I first met Burkee about five months ago. He purported to be a straight conservative who believed Republicans had a bad election in 2006 because they strayed from their conservative principles. He talked almost exclusively about too much government spending. I discouraged him from running because I felt he would not win (or even get close.) I also told him that he would send the message that conservative Republicans who stuck their neck out – be it on spending (against the Katrina package, transportation bill, etc.) or Bush’s lax immigration policy, would get challenged for being controversial. Sensenbrenner is the most conservative of our eight Congressmen. I also felt a primary would take Sensenbrenner from what should be his main focus – other races – helping Alberta Darling, John Gard, and John McCain.
Since then, Burkee has become much worse. As I understand it, some of my conservative/libertarian friends might vote for him. Here are five things that should give you concern in supporting a Burkee candidacy:
First, Burkee appears to tell different people different things. John Torinus wrote an article in the West Bend Daily News. I like John Torinus a lot, but in the article (see link) Torinus argues that we need Burkee because he is a centrist and the Republicans lost the majority by being too conservative. In other words, the Burkee trying to sell himself to Glenn Grothman was almost the exact opposite of the Burkee selling himself to John Torinus. In a related anecdote, Burkee filled out his Pro-Life Wisconsin questionnaire as 100% opposed to embryonic stem cell research. In the Torinus article, he reveals himself for stem cell research. I suppose all politicians color their comments for their audience, but Burkee seems to take this to extremes.

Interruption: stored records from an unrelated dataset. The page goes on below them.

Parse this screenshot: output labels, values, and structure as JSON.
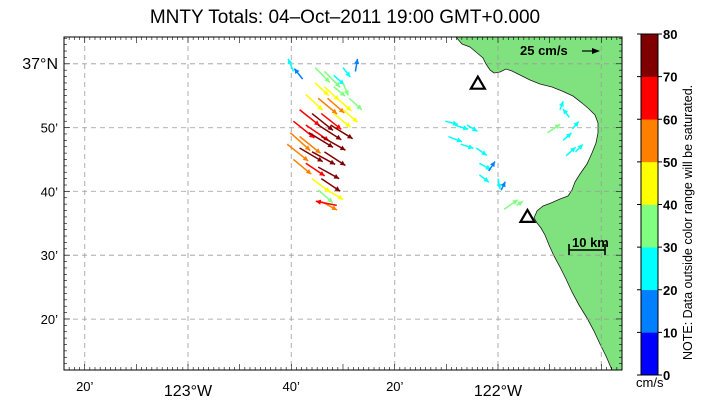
{
  "map": {
    "title": "MNTY Totals: 04–Oct–2011 19:00 GMT+0.000",
    "lon_range": [
      -123.4,
      -121.6
    ],
    "lat_range": [
      36.2,
      37.07
    ],
    "x_ticks": [
      {
        "lon": -123.333,
        "label": "20’"
      },
      {
        "lon": -123.0,
        "label": "123°W"
      },
      {
        "lon": -122.667,
        "label": "40’"
      },
      {
        "lon": -122.333,
        "label": "20’"
      },
      {
        "lon": -122.0,
        "label": "122°W"
      },
      {
        "lon": -121.667,
        "label": ""
      }
    ],
    "y_ticks": [
      {
        "lat": 37.0,
        "label": "37°N"
      },
      {
        "lat": 36.833,
        "label": "50’"
      },
      {
        "lat": 36.667,
        "label": "40’"
      },
      {
        "lat": 36.5,
        "label": "30’"
      },
      {
        "lat": 36.333,
        "label": "20’"
      }
    ],
    "scale_arrow_label": "25 cm/s",
    "scale_bar_label": "10 km",
    "land_color": "#7fe27f",
    "sites": [
      {
        "lon": -122.065,
        "lat": 36.948
      },
      {
        "lon": -121.905,
        "lat": 36.6
      }
    ]
  },
  "colorbar": {
    "ticks": [
      "0",
      "10",
      "20",
      "30",
      "40",
      "50",
      "60",
      "70",
      "80"
    ],
    "unit": "cm/s",
    "note": "NOTE: Data outside color range will be saturated.",
    "colors": [
      "#0000ff",
      "#0080ff",
      "#00ffff",
      "#80ff80",
      "#ffff00",
      "#ff8000",
      "#ff0000",
      "#800000"
    ]
  },
  "chart_data": {
    "type": "vector-field",
    "title": "MNTY Totals: 04–Oct–2011 19:00 GMT+0.000",
    "units": "cm/s",
    "color_range": [
      0,
      80
    ],
    "vectors": [
      {
        "lon": -122.66,
        "lat": 36.98,
        "u": -5,
        "v": 12,
        "speed": 20
      },
      {
        "lon": -122.63,
        "lat": 36.96,
        "u": -8,
        "v": 10,
        "speed": 18
      },
      {
        "lon": -122.59,
        "lat": 36.99,
        "u": 14,
        "v": -14,
        "speed": 34
      },
      {
        "lon": -122.56,
        "lat": 36.98,
        "u": 15,
        "v": -15,
        "speed": 35
      },
      {
        "lon": -122.53,
        "lat": 36.97,
        "u": 10,
        "v": -9,
        "speed": 25
      },
      {
        "lon": -122.5,
        "lat": 36.99,
        "u": 7,
        "v": -9,
        "speed": 22
      },
      {
        "lon": -122.46,
        "lat": 36.98,
        "u": 2,
        "v": 12,
        "speed": 14
      },
      {
        "lon": -122.59,
        "lat": 36.95,
        "u": 13,
        "v": -12,
        "speed": 45
      },
      {
        "lon": -122.56,
        "lat": 36.94,
        "u": 14,
        "v": -13,
        "speed": 40
      },
      {
        "lon": -122.53,
        "lat": 36.94,
        "u": 11,
        "v": -9,
        "speed": 37
      },
      {
        "lon": -122.5,
        "lat": 36.95,
        "u": 5,
        "v": -12,
        "speed": 32
      },
      {
        "lon": -122.62,
        "lat": 36.92,
        "u": 16,
        "v": -15,
        "speed": 45
      },
      {
        "lon": -122.58,
        "lat": 36.91,
        "u": 18,
        "v": -15,
        "speed": 55
      },
      {
        "lon": -122.55,
        "lat": 36.91,
        "u": 16,
        "v": -14,
        "speed": 50
      },
      {
        "lon": -122.52,
        "lat": 36.91,
        "u": 14,
        "v": -12,
        "speed": 43
      },
      {
        "lon": -122.48,
        "lat": 36.91,
        "u": 12,
        "v": -11,
        "speed": 36
      },
      {
        "lon": -122.64,
        "lat": 36.88,
        "u": 19,
        "v": -15,
        "speed": 68
      },
      {
        "lon": -122.6,
        "lat": 36.87,
        "u": 20,
        "v": -16,
        "speed": 72
      },
      {
        "lon": -122.57,
        "lat": 36.87,
        "u": 19,
        "v": -15,
        "speed": 62
      },
      {
        "lon": -122.53,
        "lat": 36.87,
        "u": 16,
        "v": -13,
        "speed": 48
      },
      {
        "lon": -122.5,
        "lat": 36.88,
        "u": 14,
        "v": -12,
        "speed": 42
      },
      {
        "lon": -122.66,
        "lat": 36.85,
        "u": 20,
        "v": -16,
        "speed": 62
      },
      {
        "lon": -122.62,
        "lat": 36.84,
        "u": 22,
        "v": -15,
        "speed": 66
      },
      {
        "lon": -122.58,
        "lat": 36.84,
        "u": 22,
        "v": -14,
        "speed": 76
      },
      {
        "lon": -122.54,
        "lat": 36.84,
        "u": 21,
        "v": -13,
        "speed": 78
      },
      {
        "lon": -122.67,
        "lat": 36.82,
        "u": 19,
        "v": -17,
        "speed": 55
      },
      {
        "lon": -122.64,
        "lat": 36.81,
        "u": 20,
        "v": -16,
        "speed": 58
      },
      {
        "lon": -122.61,
        "lat": 36.82,
        "u": 23,
        "v": -14,
        "speed": 78
      },
      {
        "lon": -122.57,
        "lat": 36.81,
        "u": 23,
        "v": -13,
        "speed": 80
      },
      {
        "lon": -122.68,
        "lat": 36.79,
        "u": 20,
        "v": -16,
        "speed": 56
      },
      {
        "lon": -122.64,
        "lat": 36.78,
        "u": 22,
        "v": -13,
        "speed": 78
      },
      {
        "lon": -122.6,
        "lat": 36.77,
        "u": 22,
        "v": -12,
        "speed": 80
      },
      {
        "lon": -122.56,
        "lat": 36.77,
        "u": 20,
        "v": -13,
        "speed": 70
      },
      {
        "lon": -122.66,
        "lat": 36.75,
        "u": 17,
        "v": -14,
        "speed": 55
      },
      {
        "lon": -122.62,
        "lat": 36.74,
        "u": 18,
        "v": -12,
        "speed": 62
      },
      {
        "lon": -122.58,
        "lat": 36.73,
        "u": 20,
        "v": -11,
        "speed": 75
      },
      {
        "lon": -122.6,
        "lat": 36.7,
        "u": 17,
        "v": -13,
        "speed": 48
      },
      {
        "lon": -122.57,
        "lat": 36.7,
        "u": 18,
        "v": -12,
        "speed": 70
      },
      {
        "lon": -122.58,
        "lat": 36.67,
        "u": 14,
        "v": -12,
        "speed": 38
      },
      {
        "lon": -122.55,
        "lat": 36.67,
        "u": 15,
        "v": -9,
        "speed": 45
      },
      {
        "lon": -122.57,
        "lat": 36.64,
        "u": 15,
        "v": -8,
        "speed": 50
      },
      {
        "lon": -122.52,
        "lat": 36.63,
        "u": -20,
        "v": 4,
        "speed": 68
      },
      {
        "lon": -122.17,
        "lat": 36.85,
        "u": 12,
        "v": -3,
        "speed": 25
      },
      {
        "lon": -122.14,
        "lat": 36.84,
        "u": 13,
        "v": -4,
        "speed": 26
      },
      {
        "lon": -122.1,
        "lat": 36.84,
        "u": 10,
        "v": -6,
        "speed": 27
      },
      {
        "lon": -122.16,
        "lat": 36.81,
        "u": 13,
        "v": -5,
        "speed": 25
      },
      {
        "lon": -122.12,
        "lat": 36.79,
        "u": 12,
        "v": -4,
        "speed": 27
      },
      {
        "lon": -122.07,
        "lat": 36.78,
        "u": 10,
        "v": -7,
        "speed": 26
      },
      {
        "lon": -122.06,
        "lat": 36.74,
        "u": 11,
        "v": -6,
        "speed": 25
      },
      {
        "lon": -122.06,
        "lat": 36.71,
        "u": 9,
        "v": -7,
        "speed": 26
      },
      {
        "lon": -122.03,
        "lat": 36.72,
        "u": 6,
        "v": 9,
        "speed": 14
      },
      {
        "lon": -122.0,
        "lat": 36.7,
        "u": 2,
        "v": -10,
        "speed": 25
      },
      {
        "lon": -121.99,
        "lat": 36.67,
        "u": 4,
        "v": 8,
        "speed": 14
      },
      {
        "lon": -121.98,
        "lat": 36.62,
        "u": 13,
        "v": 9,
        "speed": 32
      },
      {
        "lon": -121.94,
        "lat": 36.63,
        "u": 6,
        "v": 4,
        "speed": 35
      },
      {
        "lon": -121.8,
        "lat": 36.88,
        "u": 3,
        "v": 8,
        "speed": 24
      },
      {
        "lon": -121.77,
        "lat": 36.86,
        "u": -6,
        "v": 8,
        "speed": 22
      },
      {
        "lon": -121.84,
        "lat": 36.82,
        "u": 12,
        "v": 8,
        "speed": 33
      },
      {
        "lon": -121.79,
        "lat": 36.8,
        "u": 8,
        "v": 7,
        "speed": 27
      },
      {
        "lon": -121.76,
        "lat": 36.83,
        "u": 6,
        "v": 7,
        "speed": 28
      },
      {
        "lon": -121.78,
        "lat": 36.76,
        "u": 9,
        "v": 8,
        "speed": 25
      },
      {
        "lon": -121.75,
        "lat": 36.77,
        "u": 7,
        "v": 7,
        "speed": 27
      }
    ]
  }
}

Second, in his own article in the Daily News, Burkee says to vote for him because our Congressman should be funneling more money to Wisconsin – in particular education dollars. The Burkee who I met painted himself as an across the board fiscal conservative. Burkee now comes across as pandering to spending constituencies. I don’t think most education spending is even constitutional.
Third, I never met a politician who more brazenly tries to win a Republican primary with Democratic voters.